Da aus den im Berufungsverfahren vorgelegten Unterlagen nicht eindeutig hervorgeht, in welcher Höhe Einkünfte tatsächlich zugeflossen sind, wurde der Bw. wiederholt aufgefordert nachzuweisen, dass ihm die behaupteten Beträge (für SV sowie LSt bzw. EVZ) tatsächlich vorenthalten wurden. Dieses Ergänzungsersuchen hat der Bw. unbeantwortet gelassen.

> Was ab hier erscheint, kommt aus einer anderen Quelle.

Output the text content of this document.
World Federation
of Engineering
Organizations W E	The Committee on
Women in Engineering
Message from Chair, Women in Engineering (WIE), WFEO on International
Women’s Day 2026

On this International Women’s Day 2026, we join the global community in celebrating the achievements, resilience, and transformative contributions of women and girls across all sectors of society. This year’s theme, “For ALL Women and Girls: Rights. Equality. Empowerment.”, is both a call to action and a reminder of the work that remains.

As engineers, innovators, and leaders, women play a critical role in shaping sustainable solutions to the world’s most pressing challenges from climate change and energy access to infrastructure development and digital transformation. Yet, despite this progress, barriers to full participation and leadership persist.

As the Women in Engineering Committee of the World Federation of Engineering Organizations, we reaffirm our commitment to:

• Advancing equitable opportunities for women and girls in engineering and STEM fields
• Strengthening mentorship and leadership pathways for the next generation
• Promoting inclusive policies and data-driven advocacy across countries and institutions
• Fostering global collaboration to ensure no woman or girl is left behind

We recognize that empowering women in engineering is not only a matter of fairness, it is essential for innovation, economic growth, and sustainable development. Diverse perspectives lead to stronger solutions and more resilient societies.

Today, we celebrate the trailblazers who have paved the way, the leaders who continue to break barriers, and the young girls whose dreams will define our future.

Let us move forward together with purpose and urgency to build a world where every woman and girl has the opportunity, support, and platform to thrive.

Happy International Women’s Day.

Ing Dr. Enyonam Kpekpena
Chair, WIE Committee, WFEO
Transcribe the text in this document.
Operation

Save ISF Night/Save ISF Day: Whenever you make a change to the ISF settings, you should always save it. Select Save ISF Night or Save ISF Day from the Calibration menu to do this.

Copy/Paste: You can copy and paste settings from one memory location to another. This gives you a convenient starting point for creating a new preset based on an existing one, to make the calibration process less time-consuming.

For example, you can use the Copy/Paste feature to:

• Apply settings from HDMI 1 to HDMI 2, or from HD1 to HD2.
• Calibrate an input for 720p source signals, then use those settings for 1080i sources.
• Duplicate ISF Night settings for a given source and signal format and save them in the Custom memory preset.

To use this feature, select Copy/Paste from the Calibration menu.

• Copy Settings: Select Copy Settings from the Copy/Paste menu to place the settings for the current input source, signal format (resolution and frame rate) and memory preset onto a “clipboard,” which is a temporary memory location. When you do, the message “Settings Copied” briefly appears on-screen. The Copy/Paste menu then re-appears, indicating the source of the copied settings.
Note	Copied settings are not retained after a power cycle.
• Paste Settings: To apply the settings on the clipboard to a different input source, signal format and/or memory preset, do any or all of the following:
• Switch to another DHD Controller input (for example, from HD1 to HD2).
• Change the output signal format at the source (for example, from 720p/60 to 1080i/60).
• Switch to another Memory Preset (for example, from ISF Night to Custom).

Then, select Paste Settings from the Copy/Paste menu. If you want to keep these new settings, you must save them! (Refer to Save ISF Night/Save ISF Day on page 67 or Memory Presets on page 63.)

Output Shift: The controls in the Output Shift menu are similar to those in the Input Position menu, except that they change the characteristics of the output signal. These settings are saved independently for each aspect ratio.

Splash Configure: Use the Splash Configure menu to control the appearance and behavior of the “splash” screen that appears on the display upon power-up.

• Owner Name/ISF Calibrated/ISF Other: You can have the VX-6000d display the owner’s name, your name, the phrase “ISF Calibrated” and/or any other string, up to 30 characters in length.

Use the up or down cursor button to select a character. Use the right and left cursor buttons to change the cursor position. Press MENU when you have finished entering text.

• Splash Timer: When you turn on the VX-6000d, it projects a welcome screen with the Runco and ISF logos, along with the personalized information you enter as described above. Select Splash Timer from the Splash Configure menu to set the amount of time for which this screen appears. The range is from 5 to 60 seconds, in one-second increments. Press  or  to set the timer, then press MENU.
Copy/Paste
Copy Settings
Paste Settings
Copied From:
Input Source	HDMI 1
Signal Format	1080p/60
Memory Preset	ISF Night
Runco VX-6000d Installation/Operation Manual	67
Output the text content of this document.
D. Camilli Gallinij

In der Folge hat der UFS im Rahmen seiner amtswegigen Ermittlungspflicht eine Anfrage an die Niederösterreichische Gebietskrankenkasse gerichtet. Diese hat ergeben (Versicherungsdatenauszug vom 17. 6. 2008), dass für das Jahr 2003 € 2.956,13 und für das Jahr 2004 € 5.723,35 an Sozialversicherungsbeiträgen für den Bw. geleistet worden sind. Um diese Beträge sind die Einkünfte aus selbständiger Arbeit zu verringern und ist insoweit der Berufung teilweise stattzugeben.

Was den vom Bw. behaupteten Lohnsteuer- bzw. Einkommensteuerabzug betrifft, ist darauf hinzuweisen, dass die Abgabepflichtigen gemäß § 138 Abs. 1 BAO auf Verlangen der Abgabenbehörden in Erfüllung ihrer Offenlegungspflicht (§ 119 BAO) zur Beseitigung von Zweifeln den Inhalt ihrer Anbringen zu erläutern und zu ergänzen sowie dessen Richtigkeit zu beweisen haben. Kann ihnen ein Beweis nach den Umständen nicht zugemutet werden, so genügt die Glaubhaftmachung. Da gegenständlich weder ein Nachweis noch eine Glaubhaftmachung über die tatsächliche Höhe der zugeflossenen Einkünfte erfolgt ist und der Bw. somit seiner Mitwirkungsverpflichtung nicht nachgekommen ist, war spruchgemäß zu entscheiden.